According to an unprecedented movement, the FBI trying to protect hundreds of infected computers used the hacker's tools to breach them.
The violation, which affected tens of thousands of clients of Microsoft Exchange Servers around the world, it reportedly left a series of backdoors that could allow any hacker to get back into those systems. The FBI took advantage of this by using these same web shells/backdoors to remotely delete them, an operation the agency reports was successful.
"The FBI carried out the removal by issuing a web shell command on the server, which was designed to cause the server to delete the web shell on its own," the Justice Department said in a statement.

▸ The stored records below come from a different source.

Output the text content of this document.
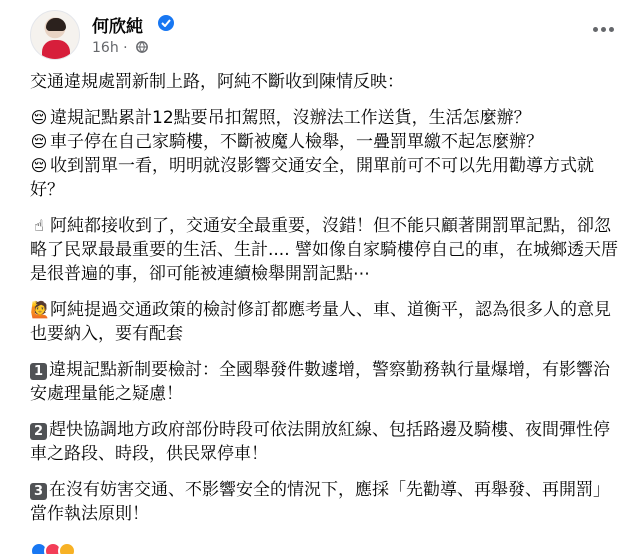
何欣純
16h ·

交通違規處罰新制上路，阿純不斷收到陳情反映：

😔 違規記點累計12點要吊扣駕照，沒辦法工作送貨，生活怎麼辦？
😔 車子停在自己家騎樓，不斷被魔人檢舉，一疊罰單繳不起怎麼辦？
😔 收到罰單一看，明明就沒影響交通安全，開單前可不可以先用勸導方式就好？

☝ 阿純都接收到了，交通安全最重要，沒錯！但不能只顧著開罰單記點，卻忽略了民眾最最重要的生活、生計.... 譬如像自家騎樓停自己的車，在城鄉透天厝是很普遍的事，卻可能被連續檢舉開罰記點⋯

🙋阿純提過交通政策的檢討修訂都應考量人、車、道衡平，認為很多人的意見也要納入，要有配套

1 違規記點新制要檢討：全國舉發件數遽增，警察勤務執行量爆增，有影響治安處理量能之疑慮！

2 趕快協調地方政府部份時段可依法開放紅線、包括路邊及騎樓、夜間彈性停車之路段、時段，供民眾停車！

3 在沒有妨害交通、不影響安全的情況下，應採「先勸導、再舉發、再開罰」當作執法原則！
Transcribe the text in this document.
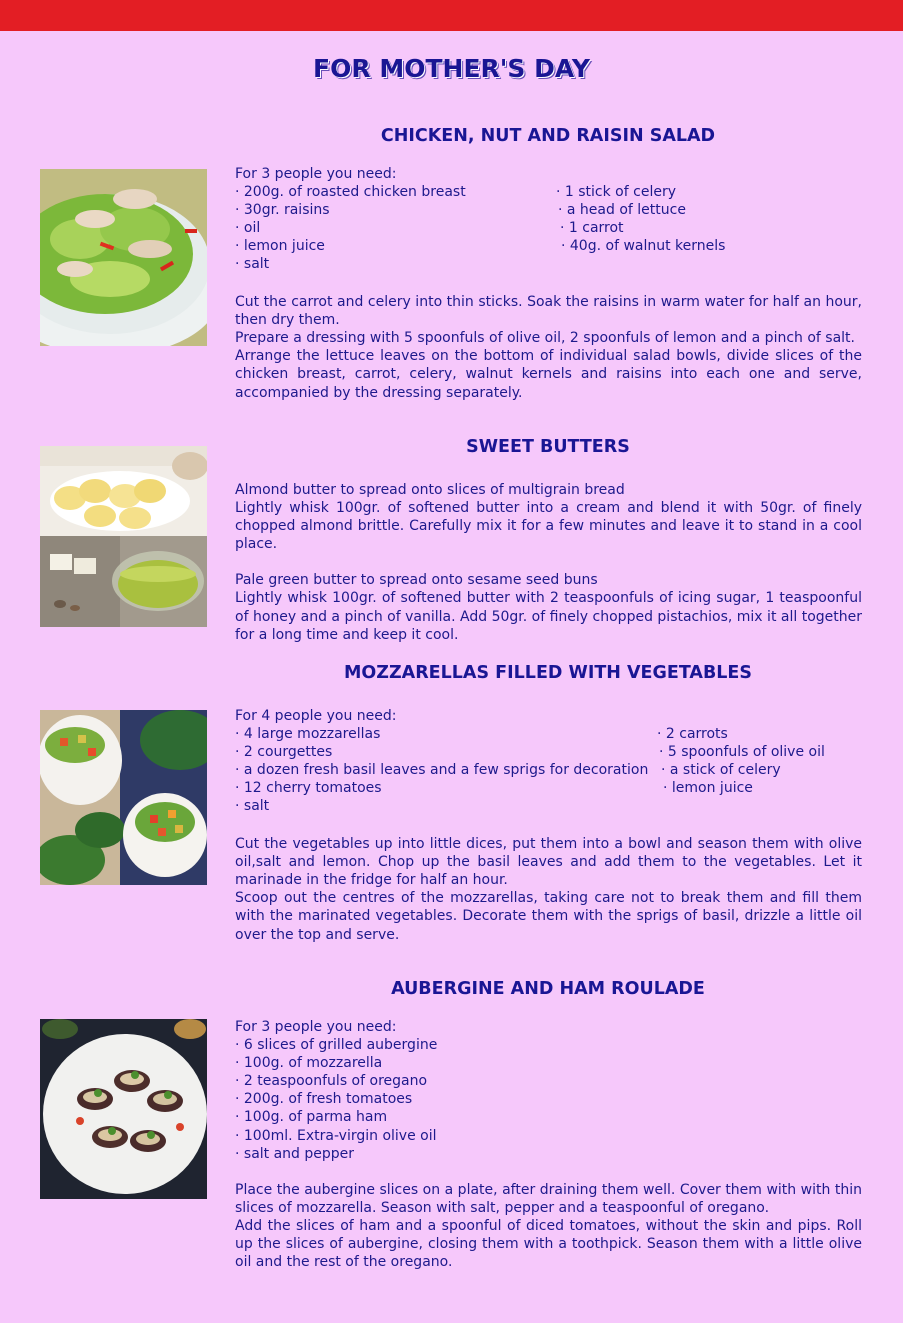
FOR MOTHER'S DAY
CHICKEN, NUT AND RAISIN SALAD
For 3 people you need:
· 200g. of roasted chicken breast
· 30gr. raisins
· oil
· lemon juice
· salt
· 1 stick of celery
· a head of lettuce
· 1 carrot
· 40g. of walnut kernels

Cut the carrot and celery into thin sticks. Soak the raisins in warm water for half an hour, then dry them.

Prepare a dressing with 5 spoonfuls of olive oil, 2 spoonfuls of lemon and a pinch of salt.

Arrange the lettuce leaves on the bottom of individual salad bowls, divide slices of the chicken breast, carrot, celery, walnut kernels and raisins into each one and serve, accompanied by the dressing separately.

SWEET BUTTERS

Almond butter to spread onto slices of multigrain bread

Lightly whisk 100gr. of softened butter into a cream and blend it with 50gr. of finely chopped almond brittle. Carefully mix it for a few minutes and leave it to stand in a cool place.

Pale green butter to spread onto sesame seed buns

Lightly whisk 100gr. of softened butter with 2 teaspoonfuls of icing sugar, 1 teaspoonful of honey and a pinch of vanilla. Add 50gr. of finely chopped pistachios, mix it all together for a long time and keep it cool.

MOZZARELLAS FILLED WITH VEGETABLES
For 4 people you need:
· 4 large mozzarellas
· 2 courgettes
· a dozen fresh basil leaves and a few sprigs for decoration
· 12 cherry tomatoes
· salt
· 2 carrots
· 5 spoonfuls of olive oil
· a stick of celery
· lemon juice

Cut the vegetables up into little dices, put them into a bowl and season them with olive oil,salt and lemon. Chop up the basil leaves and add them to the vegetables. Let it marinade in the fridge for half an hour.

Scoop out the centres of the mozzarellas, taking care not to break them and fill them with the marinated vegetables. Decorate them with the sprigs of basil, drizzle a little oil over the top and serve.

AUBERGINE AND HAM ROULADE
For 3 people you need:
· 6 slices of grilled aubergine
· 100g. of mozzarella
· 2 teaspoonfuls of oregano
· 200g. of fresh tomatoes
· 100g. of parma ham
· 100ml. Extra-virgin olive oil
· salt and pepper

Place the aubergine slices on a plate, after draining them well. Cover them with with thin slices of mozzarella. Season with salt, pepper and a teaspoonful of oregano.

Add the slices of ham and a spoonful of diced tomatoes, without the skin and pips. Roll up the slices of aubergine, closing them with a toothpick. Season them with a little olive oil and the rest of the oregano.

The strange thing is that the owners of these Microsoft Exchange Servers probably do not yet know about the involvement of the FBI. The Justice Department said it was simply "trying to warn" some landlords who could help.
All this was done with the full approval of the Texas court, and you can read the warrant search and confiscation from here.
It will be interesting to see if this move loses precedent for future responses to large hacks.
Of course it makes me wonder how many owners are angry and how grateful the FBI is.
The FBI reports that thousands of systems were patched by their owners before the remote backdoor removal operation began, and that it only removed "web shells that could have been used to maintain and escalate an unauthorized access on USA Networks.”
"Today's court-ordered removal of malicious web shells demonstrates the Department's commitment to end all piracy using all legal tools, not just prosecution," said a statement from Assistant Attorney General John C. Demers of the Department of Homeland Security. Security of the Ministry of Justice. .
Today is Patch Tuesday, by the way, and Microsoft security update in April 2021 includes new fixes for Exchange Server vulnerabilities.